Robert J. Fleming, ed., Canadian
Legislatures 1987/1988 (Ottawa: Ampersand Communications Services, 1988)
Parliamentarians, academics,
legislative staff and others who have come to depend on this invaluable annual
yearbook will be pleased to see that it continues to appear despite the editor's
departure from the Ontario Legislature, which published previous editions. They
will be less pleased that the shift to a private sector publisher has meant
more than a three-fold price increase.
Canadian Legislatures continues to
be an authoritative source of information on administrative structures,
budgets, support services for members, members' indemnities and allowances and
a host of related topics. The data, covering the House of Commons, the ten
provincial houses and the two territorial assemblies, are arrayed in easily
read tables. As in previous editions, only limited discussion accompanies the
tables. Although the text points up the more noteworthy changes from past
years, it might have been better had all changes been indicated in the tables.
An innovation in this edition is
the presentation of extensive data on committees, including a comprehensive
listing of all legislative committees in Canada together with their mandates.
However, since some committees exist only on paper, rarely if ever meeting, it
is disappointing that the listing offers little indication of most committees'
level of activities. For the first time, the Senate finds its way into Canadian
Legislatures. Among the intriguing information included on the Senate is a
province-by- province rundown of where vacancies can be expected until the year
2000. Whether this is provided so that armchair analysts can speculate on the
party composition of future Senates under Meech Lake or so that would-be
Senators can plot their strategies is not specified.
Two brief sections offer some
international perspective. One sets out basic data on American state
legislatures size, expenditures, salaries and the like. The other offers a
short, primarily statistical review of West German legislatures, with the main
emphasis on members' remuneration and benefits. Neither section attempts to go
beyond the statistics into comparison of the operation or effectiveness of
Canadian, American and German legislatures.
The 1987-88 edition continues the
practice, begun in 1986, of supplementing the statistical material with a
number of mainly short essays on matters parliamentary. All are worth reading,
though inevitably the quality varies a good deal.
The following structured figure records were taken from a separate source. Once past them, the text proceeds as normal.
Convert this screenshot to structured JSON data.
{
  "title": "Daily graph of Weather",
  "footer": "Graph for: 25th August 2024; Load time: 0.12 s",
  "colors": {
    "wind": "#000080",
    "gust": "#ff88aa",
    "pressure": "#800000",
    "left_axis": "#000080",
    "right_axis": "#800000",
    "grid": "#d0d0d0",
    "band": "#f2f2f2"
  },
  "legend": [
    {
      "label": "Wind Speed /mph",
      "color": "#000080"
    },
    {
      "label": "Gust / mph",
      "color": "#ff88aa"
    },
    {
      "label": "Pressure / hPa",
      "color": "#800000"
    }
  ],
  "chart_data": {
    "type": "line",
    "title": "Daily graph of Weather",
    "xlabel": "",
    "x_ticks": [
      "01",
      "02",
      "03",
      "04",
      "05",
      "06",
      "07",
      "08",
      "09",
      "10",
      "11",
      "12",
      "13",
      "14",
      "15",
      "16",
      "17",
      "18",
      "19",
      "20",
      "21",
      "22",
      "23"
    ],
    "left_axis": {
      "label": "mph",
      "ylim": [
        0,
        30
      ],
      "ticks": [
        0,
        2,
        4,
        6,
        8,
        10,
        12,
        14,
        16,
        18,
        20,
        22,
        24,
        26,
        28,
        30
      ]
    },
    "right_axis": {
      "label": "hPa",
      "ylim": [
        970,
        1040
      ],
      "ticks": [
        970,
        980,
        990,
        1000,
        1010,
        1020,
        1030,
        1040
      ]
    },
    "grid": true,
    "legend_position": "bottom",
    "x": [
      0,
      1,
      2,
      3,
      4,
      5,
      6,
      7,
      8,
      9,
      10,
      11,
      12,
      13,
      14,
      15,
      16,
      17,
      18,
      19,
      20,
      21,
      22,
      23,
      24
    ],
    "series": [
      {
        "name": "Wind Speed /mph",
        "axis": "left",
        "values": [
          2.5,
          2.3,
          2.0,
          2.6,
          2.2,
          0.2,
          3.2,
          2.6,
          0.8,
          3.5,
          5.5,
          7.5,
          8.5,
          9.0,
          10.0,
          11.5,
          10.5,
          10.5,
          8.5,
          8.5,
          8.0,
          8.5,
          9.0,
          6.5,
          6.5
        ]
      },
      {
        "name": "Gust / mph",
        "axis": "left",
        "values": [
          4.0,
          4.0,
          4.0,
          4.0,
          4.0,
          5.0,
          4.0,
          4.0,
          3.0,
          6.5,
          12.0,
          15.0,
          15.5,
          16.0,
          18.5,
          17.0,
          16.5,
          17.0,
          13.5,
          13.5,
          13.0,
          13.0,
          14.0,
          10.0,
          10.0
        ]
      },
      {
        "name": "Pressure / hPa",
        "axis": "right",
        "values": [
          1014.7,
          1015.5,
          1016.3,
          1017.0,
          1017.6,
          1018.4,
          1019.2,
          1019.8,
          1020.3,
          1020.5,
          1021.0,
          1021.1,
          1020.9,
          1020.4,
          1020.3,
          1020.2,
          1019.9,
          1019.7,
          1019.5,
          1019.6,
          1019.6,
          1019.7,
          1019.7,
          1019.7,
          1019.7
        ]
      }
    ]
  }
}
David Nethering on "The
Role of State and Provincial Legislatures" and Lothar Spath on "The
New Politics" are long on high-sounding rhetoric but short on substance.
Also disappointing is the piece entitled "Group Dynamics of the
Legislative Process" by Dr Jim Henderson, a psychiatrist who is also a
member of the Ontario Legislature. Rather than bringing the insights of his
profession to bear on his fellow MPPs, which might have truly fascinating,
Henderson concentrates on attacking party discipline.
Michael Adams and Jordan Levitan
report the results of a specially-commissioned Environics poll on public
perceptions of media bias. The survey confirms that television ranks as the
primary source of news for most Canadians and, more surprisingly perhaps, that
television fares better than newspapers for perceived objectivity, accuracy and
depth. By a large margin, the CBC is the most trusted of the TV networks for
political news. Another surprise, given the government's complaints over bias
in CBC coverage is that Conservative supporters regard it as more objective
than do New Democrat or Liberal partisans.
Peter Desbarats manages fresh
insights into a well-worn topic in a first rate analysis of media influence on
politics. Not the least of Desbarats' contribution is a debunking of the
`golden age of print' myth: "for anyone who believes that the age of
television was preceded by an era of superior newspapers, a few hours in the
microfilm archives of any major Canadian daily will prove to be a sobering
experience".
As ever, Eugene Forsey is trenchant
and stimulating on reform of the Senate. He is not sanguine about the prospects
for a triple-E Senate, but returns to the 1980 Lamontagne report for some
workable reforms, many of which would not encounter the all but insurmountable
hurdles of the constitutional amending process.
By far the longest paper, and in
some ways the most valuable is Carolyn Thomson's thorough analysis of conflict
of interest legislation across Canada. Though it concentrates on such details
as the scope and coverage of legislation, definitions of conflict of interest
and provisions for disclosure, divestment and blind trusts, the paper is
leavened with insightful commentary on the larger political questions at issue.
The book is marred by an
unconscionable number of typographical errors and loose copy-editing; to take
but one illustration, within two pages, we are told that following the recent
Ontario election, 48 per cent, "approximately 40 per cent" and 37.6
per cent of the membership was newly elected. Still and all, Canadian
Legislatures 1987/88, like its predecessors, is a goldmine of useful
information, with some stimulating essays thrown in for good measure.